Method. OneVision-Encoder encodes video by compressing predictive visual structure into semantic meaning. By adopting Codec Patchification, OV-Encoder abandons uniform computation to focus exclusively on the 3.1%-25% of regions rich in signal entropy. To unify spatial and temporal reasoning under irregular token layouts, OneVision-Encoder employs a shared 3D RoPE and is trained with a large-scale cluster discrimination objective over more than one million semantic concepts, jointly capturing object permanence and motion dynamics.

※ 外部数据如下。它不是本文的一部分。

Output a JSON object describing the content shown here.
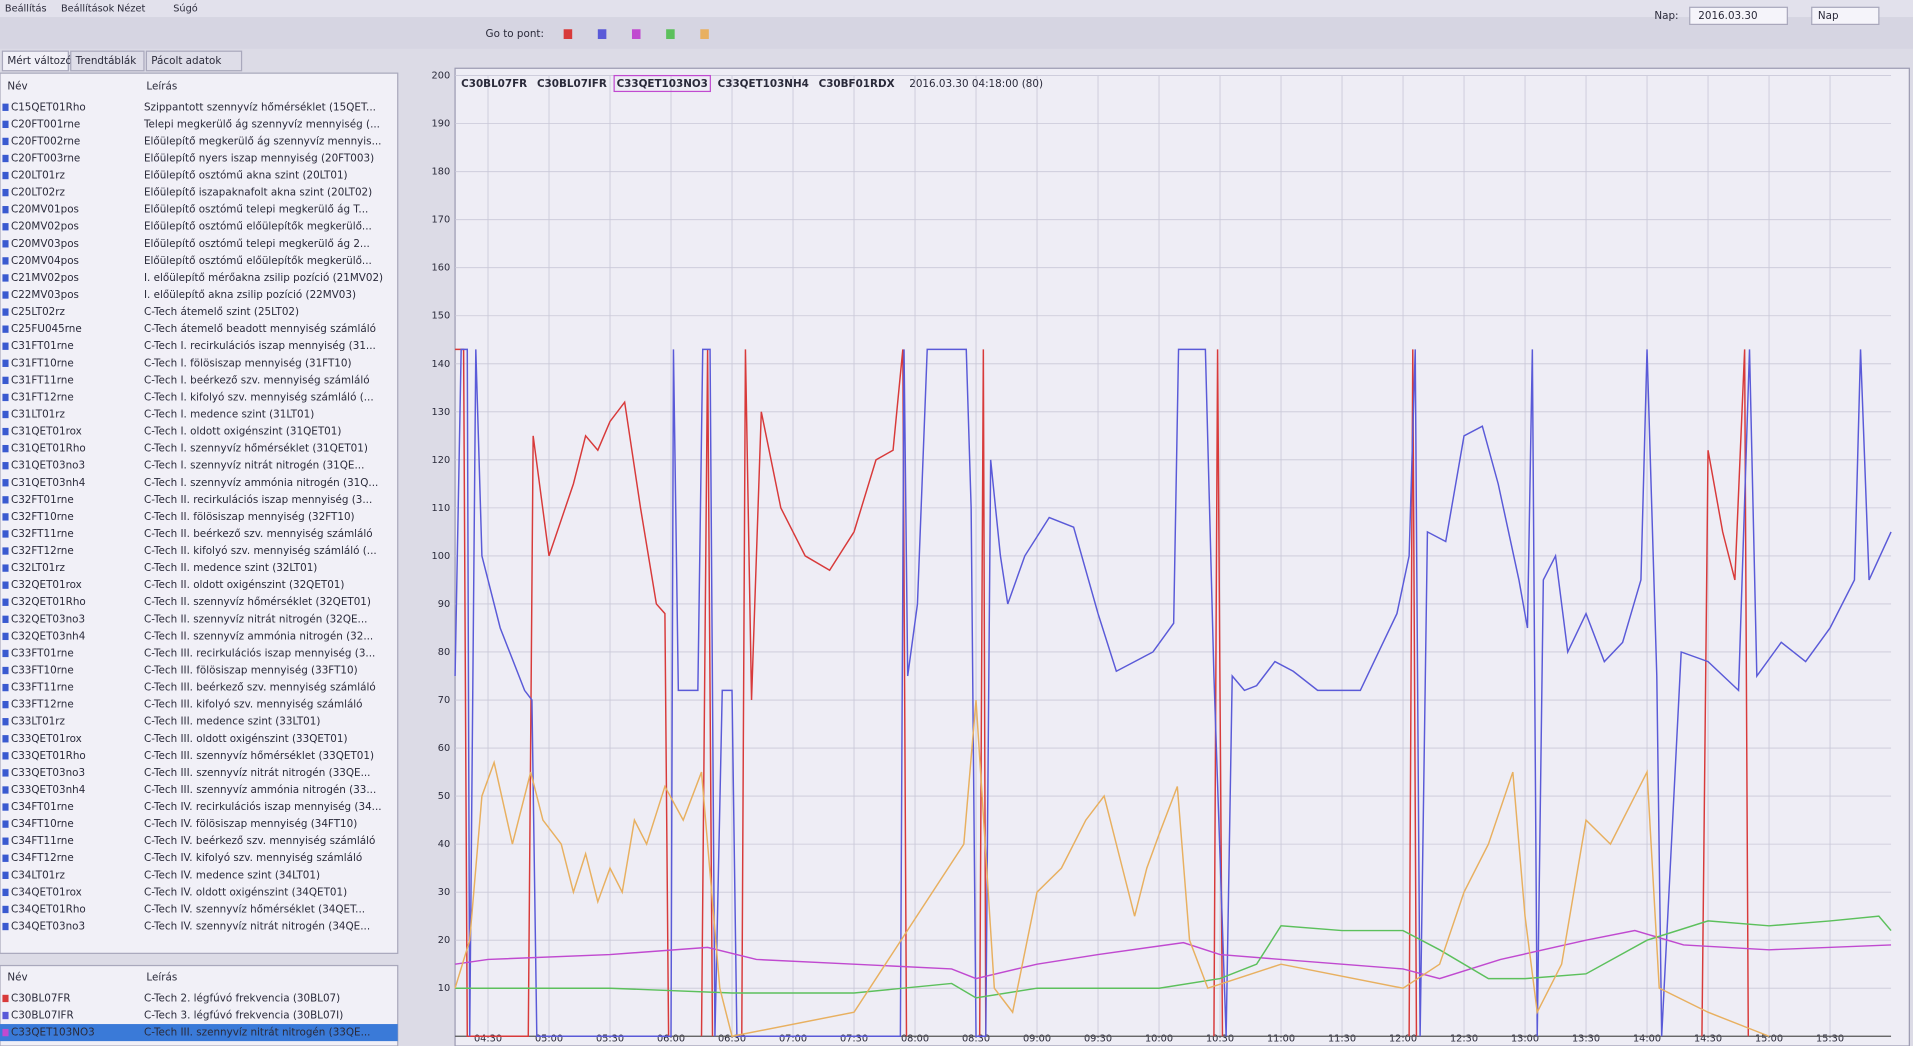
{
  "menu": [
    "Beállítás",
    "Beállítások",
    "Nézet",
    "Súgó"
  ],
  "toolbar": {
    "go_to_label": "Go to pont:",
    "date_label": "Nap:",
    "date": "2016.03.30",
    "period": "Nap"
  },
  "tabs": [
    "Mért változók",
    "Trendtáblák",
    "Pácolt adatok"
  ],
  "tag_list": {
    "headers": [
      "Név",
      "Leírás"
    ],
    "rows": [
      [
        "C15QET01Rho",
        "Szippantott szennyvíz hőmérséklet (15QET..."
      ],
      [
        "C20FT001rne",
        "Telepi megkerülő ág szennyvíz mennyiség (..."
      ],
      [
        "C20FT002rne",
        "Előülepítő megkerülő ág szennyvíz mennyis..."
      ],
      [
        "C20FT003rne",
        "Előülepítő nyers iszap mennyiség (20FT003)"
      ],
      [
        "C20LT01rz",
        "Előülepítő osztómű akna szint (20LT01)"
      ],
      [
        "C20LT02rz",
        "Előülepítő iszapaknafolt akna szint (20LT02)"
      ],
      [
        "C20MV01pos",
        "Előülepítő osztómű telepi megkerülő ág T..."
      ],
      [
        "C20MV02pos",
        "Előülepítő osztómű előülepítők megkerülő..."
      ],
      [
        "C20MV03pos",
        "Előülepítő osztómű telepi megkerülő ág 2..."
      ],
      [
        "C20MV04pos",
        "Előülepítő osztómű előülepítők megkerülő..."
      ],
      [
        "C21MV02pos",
        "I. előülepítő mérőakna zsilip pozíció (21MV02)"
      ],
      [
        "C22MV03pos",
        "I. előülepítő akna zsilip pozíció (22MV03)"
      ],
      [
        "C25LT02rz",
        "C-Tech átemelő szint (25LT02)"
      ],
      [
        "C25FU045rne",
        "C-Tech átemelő beadott mennyiség számláló"
      ],
      [
        "C31FT01rne",
        "C-Tech I. recirkulációs iszap mennyiség (31..."
      ],
      [
        "C31FT10rne",
        "C-Tech I. fölösiszap mennyiség (31FT10)"
      ],
      [
        "C31FT11rne",
        "C-Tech I. beérkező szv. mennyiség számláló"
      ],
      [
        "C31FT12rne",
        "C-Tech I. kifolyó szv. mennyiség számláló (..."
      ],
      [
        "C31LT01rz",
        "C-Tech I. medence szint (31LT01)"
      ],
      [
        "C31QET01rox",
        "C-Tech I. oldott oxigénszint (31QET01)"
      ],
      [
        "C31QET01Rho",
        "C-Tech I. szennyvíz hőmérséklet (31QET01)"
      ],
      [
        "C31QET03no3",
        "C-Tech I. szennyvíz nitrát nitrogén (31QE..."
      ],
      [
        "C31QET03nh4",
        "C-Tech I. szennyvíz ammónia nitrogén (31Q..."
      ],
      [
        "C32FT01rne",
        "C-Tech II. recirkulációs iszap mennyiség (3..."
      ],
      [
        "C32FT10rne",
        "C-Tech II. fölösiszap mennyiség (32FT10)"
      ],
      [
        "C32FT11rne",
        "C-Tech II. beérkező szv. mennyiség számláló"
      ],
      [
        "C32FT12rne",
        "C-Tech II. kifolyó szv. mennyiség számláló (..."
      ],
      [
        "C32LT01rz",
        "C-Tech II. medence szint (32LT01)"
      ],
      [
        "C32QET01rox",
        "C-Tech II. oldott oxigénszint (32QET01)"
      ],
      [
        "C32QET01Rho",
        "C-Tech II. szennyvíz hőmérséklet (32QET01)"
      ],
      [
        "C32QET03no3",
        "C-Tech II. szennyvíz nitrát nitrogén (32QE..."
      ],
      [
        "C32QET03nh4",
        "C-Tech II. szennyvíz ammónia nitrogén (32..."
      ],
      [
        "C33FT01rne",
        "C-Tech III. recirkulációs iszap mennyiség (3..."
      ],
      [
        "C33FT10rne",
        "C-Tech III. fölösiszap mennyiség (33FT10)"
      ],
      [
        "C33FT11rne",
        "C-Tech III. beérkező szv. mennyiség számláló"
      ],
      [
        "C33FT12rne",
        "C-Tech III. kifolyó szv. mennyiség számláló"
      ],
      [
        "C33LT01rz",
        "C-Tech III. medence szint (33LT01)"
      ],
      [
        "C33QET01rox",
        "C-Tech III. oldott oxigénszint (33QET01)"
      ],
      [
        "C33QET01Rho",
        "C-Tech III. szennyvíz hőmérséklet (33QET01)"
      ],
      [
        "C33QET03no3",
        "C-Tech III. szennyvíz nitrát nitrogén (33QE..."
      ],
      [
        "C33QET03nh4",
        "C-Tech III. szennyvíz ammónia nitrogén (33..."
      ],
      [
        "C34FT01rne",
        "C-Tech IV. recirkulációs iszap mennyiség (34..."
      ],
      [
        "C34FT10rne",
        "C-Tech IV. fölösiszap mennyiség (34FT10)"
      ],
      [
        "C34FT11rne",
        "C-Tech IV. beérkező szv. mennyiség számláló"
      ],
      [
        "C34FT12rne",
        "C-Tech IV. kifolyó szv. mennyiség számláló"
      ],
      [
        "C34LT01rz",
        "C-Tech IV. medence szint (34LT01)"
      ],
      [
        "C34QET01rox",
        "C-Tech IV. oldott oxigénszint (34QET01)"
      ],
      [
        "C34QET01Rho",
        "C-Tech IV. szennyvíz hőmérséklet (34QET..."
      ],
      [
        "C34QET03no3",
        "C-Tech IV. szennyvíz nitrát nitrogén (34QE..."
      ]
    ]
  },
  "selected_list": {
    "headers": [
      "Név",
      "Leírás"
    ],
    "rows": [
      [
        "C30BL07FR",
        "C-Tech 2. légfúvó frekvencia (30BL07)"
      ],
      [
        "C30BL07IFR",
        "C-Tech 3. légfúvó frekvencia (30BL07I)"
      ],
      [
        "C33QET103NO3",
        "C-Tech III. szennyvíz nitrát nitrogén (33QE..."
      ]
    ]
  },
  "chart_data": {
    "type": "line",
    "timestamp": "2016.03.30 04:18:00 (80)",
    "xlim": [
      4.23,
      16.0
    ],
    "xticks": [
      {
        "value": 4.5,
        "label": "04:30"
      },
      {
        "value": 5,
        "label": "05:00"
      },
      {
        "value": 5.5,
        "label": "05:30"
      },
      {
        "value": 6,
        "label": "06:00"
      },
      {
        "value": 6.5,
        "label": "06:30"
      },
      {
        "value": 7,
        "label": "07:00"
      },
      {
        "value": 7.5,
        "label": "07:30"
      },
      {
        "value": 8,
        "label": "08:00"
      },
      {
        "value": 8.5,
        "label": "08:30"
      },
      {
        "value": 9,
        "label": "09:00"
      },
      {
        "value": 9.5,
        "label": "09:30"
      },
      {
        "value": 10,
        "label": "10:00"
      },
      {
        "value": 10.5,
        "label": "10:30"
      },
      {
        "value": 11,
        "label": "11:00"
      },
      {
        "value": 11.5,
        "label": "11:30"
      },
      {
        "value": 12,
        "label": "12:00"
      },
      {
        "value": 12.5,
        "label": "12:30"
      },
      {
        "value": 13,
        "label": "13:00"
      },
      {
        "value": 13.5,
        "label": "13:30"
      },
      {
        "value": 14,
        "label": "14:00"
      },
      {
        "value": 14.5,
        "label": "14:30"
      },
      {
        "value": 15,
        "label": "15:00"
      },
      {
        "value": 15.5,
        "label": "15:30"
      }
    ],
    "ylim": [
      0,
      200
    ],
    "yticks": [
      10,
      20,
      30,
      40,
      50,
      60,
      70,
      80,
      90,
      100,
      110,
      120,
      130,
      140,
      150,
      160,
      170,
      180,
      190,
      200
    ],
    "grid": true,
    "selected_series": 2,
    "series": [
      {
        "name": "C30BL07FR",
        "color": "#d83a3a",
        "x": [
          4.23,
          4.3,
          4.33,
          4.83,
          4.87,
          5.0,
          5.2,
          5.3,
          5.4,
          5.5,
          5.62,
          5.75,
          5.88,
          5.95,
          5.98,
          6.1,
          6.25,
          6.3,
          6.34,
          6.45,
          6.58,
          6.61,
          6.66,
          6.74,
          6.9,
          7.1,
          7.3,
          7.5,
          7.68,
          7.82,
          7.9,
          7.93,
          8.2,
          8.53,
          8.56,
          8.58,
          9.5,
          10.45,
          10.48,
          10.52,
          11.5,
          12.05,
          12.08,
          12.11,
          13.5,
          14.45,
          14.5,
          14.62,
          14.72,
          14.8,
          14.83
        ],
        "values": [
          143,
          143,
          0,
          0,
          125,
          100,
          115,
          125,
          122,
          128,
          132,
          110,
          90,
          88,
          0,
          null,
          0,
          143,
          0,
          null,
          0,
          143,
          70,
          130,
          110,
          100,
          97,
          105,
          120,
          122,
          143,
          0,
          null,
          0,
          143,
          0,
          null,
          0,
          143,
          0,
          null,
          0,
          143,
          0,
          null,
          0,
          122,
          105,
          95,
          143,
          0
        ]
      },
      {
        "name": "C30BL07IFR",
        "color": "#5a5ad8",
        "x": [
          4.23,
          4.28,
          4.33,
          4.35,
          4.4,
          4.45,
          4.6,
          4.8,
          4.86,
          4.9,
          6.0,
          6.02,
          6.06,
          6.22,
          6.26,
          6.32,
          6.36,
          6.42,
          6.5,
          6.54,
          7.88,
          7.91,
          7.94,
          8.02,
          8.1,
          8.42,
          8.46,
          8.5,
          8.58,
          8.62,
          8.7,
          8.76,
          8.9,
          9.1,
          9.3,
          9.5,
          9.65,
          9.8,
          9.95,
          10.12,
          10.16,
          10.38,
          10.45,
          10.55,
          10.6,
          10.7,
          10.8,
          10.95,
          11.1,
          11.3,
          11.65,
          11.8,
          11.95,
          12.05,
          12.1,
          12.14,
          12.2,
          12.35,
          12.5,
          12.65,
          12.78,
          12.95,
          13.02,
          13.06,
          13.1,
          13.15,
          13.25,
          13.35,
          13.5,
          13.65,
          13.8,
          13.95,
          14.0,
          14.08,
          14.12,
          14.28,
          14.5,
          14.75,
          14.84,
          14.9,
          15.1,
          15.3,
          15.5,
          15.7,
          15.75,
          15.82,
          16.0
        ],
        "values": [
          75,
          143,
          143,
          0,
          143,
          100,
          85,
          72,
          70,
          0,
          0,
          143,
          72,
          72,
          143,
          143,
          0,
          72,
          72,
          0,
          0,
          143,
          75,
          90,
          143,
          143,
          110,
          0,
          0,
          120,
          100,
          90,
          100,
          108,
          106,
          88,
          76,
          78,
          80,
          86,
          143,
          143,
          75,
          0,
          75,
          72,
          73,
          78,
          76,
          72,
          72,
          80,
          88,
          100,
          143,
          0,
          105,
          103,
          125,
          127,
          115,
          95,
          85,
          143,
          0,
          95,
          100,
          80,
          88,
          78,
          82,
          95,
          143,
          75,
          0,
          80,
          78,
          72,
          143,
          75,
          82,
          78,
          85,
          95,
          143,
          95,
          105
        ]
      },
      {
        "name": "C33QET103NO3",
        "color": "#c04ad0",
        "x": [
          4.23,
          4.5,
          5.5,
          6.3,
          6.7,
          7.5,
          8.3,
          8.5,
          9.0,
          9.5,
          10.2,
          10.5,
          11.0,
          11.5,
          12.0,
          12.3,
          12.8,
          13.5,
          13.9,
          14.3,
          15.0,
          16.0
        ],
        "values": [
          15,
          16,
          17,
          18.5,
          16,
          15,
          14,
          12,
          15,
          17,
          19.5,
          17,
          16,
          15,
          14,
          12,
          16,
          20,
          22,
          19,
          18,
          19
        ]
      },
      {
        "name": "C33QET103NH4",
        "color": "#5cc05c",
        "x": [
          4.23,
          5.5,
          6.5,
          7.5,
          8.3,
          8.5,
          9.0,
          10.0,
          10.5,
          10.8,
          11.0,
          11.5,
          12.0,
          12.3,
          12.7,
          13.0,
          13.5,
          14.0,
          14.5,
          15.0,
          15.5,
          15.9,
          16.0
        ],
        "values": [
          10,
          10,
          9,
          9,
          11,
          8,
          10,
          10,
          12,
          15,
          23,
          22,
          22,
          18,
          12,
          12,
          13,
          20,
          24,
          23,
          24,
          25,
          22
        ]
      },
      {
        "name": "C30BF01RDX",
        "color": "#e8b060",
        "x": [
          4.23,
          4.35,
          4.45,
          4.55,
          4.7,
          4.85,
          4.95,
          5.1,
          5.2,
          5.3,
          5.4,
          5.5,
          5.6,
          5.7,
          5.8,
          5.95,
          6.1,
          6.25,
          6.4,
          6.5,
          7.5,
          8.4,
          8.5,
          8.65,
          8.8,
          9.0,
          9.2,
          9.4,
          9.55,
          9.7,
          9.8,
          9.9,
          10.0,
          10.15,
          10.25,
          10.4,
          11.0,
          12.0,
          12.3,
          12.5,
          12.7,
          12.9,
          13.0,
          13.1,
          13.3,
          13.5,
          13.7,
          13.9,
          14.0,
          14.1,
          14.5,
          15.0
        ],
        "values": [
          10,
          20,
          50,
          57,
          40,
          55,
          45,
          40,
          30,
          38,
          28,
          35,
          30,
          45,
          40,
          52,
          45,
          55,
          10,
          0,
          5,
          40,
          70,
          10,
          5,
          30,
          35,
          45,
          50,
          35,
          25,
          35,
          42,
          52,
          20,
          10,
          15,
          10,
          15,
          30,
          40,
          55,
          25,
          5,
          15,
          45,
          40,
          50,
          55,
          10,
          5,
          0
        ]
      }
    ]
  }
}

Evidence. The results validate our core hypothesis: efficiency and accuracy are not a trade-off; they are positively correlated. When integrated into LLM, it consistently outperforms strong vision backbones such as Qwen3-ViT and SigLIP2 across 16 image, video, and document understanding benchmarks, despite using substantially fewer visual tokens and pretraining data. Notably, on video understanding tasks, OV-Encoder achieves an average improvement of 4.1% over Qwen3-ViT. Codec-aligned, patch-level sparsity is a foundational principle, enabling OV-Encoder as a scalable engine for next-generation visual generalists.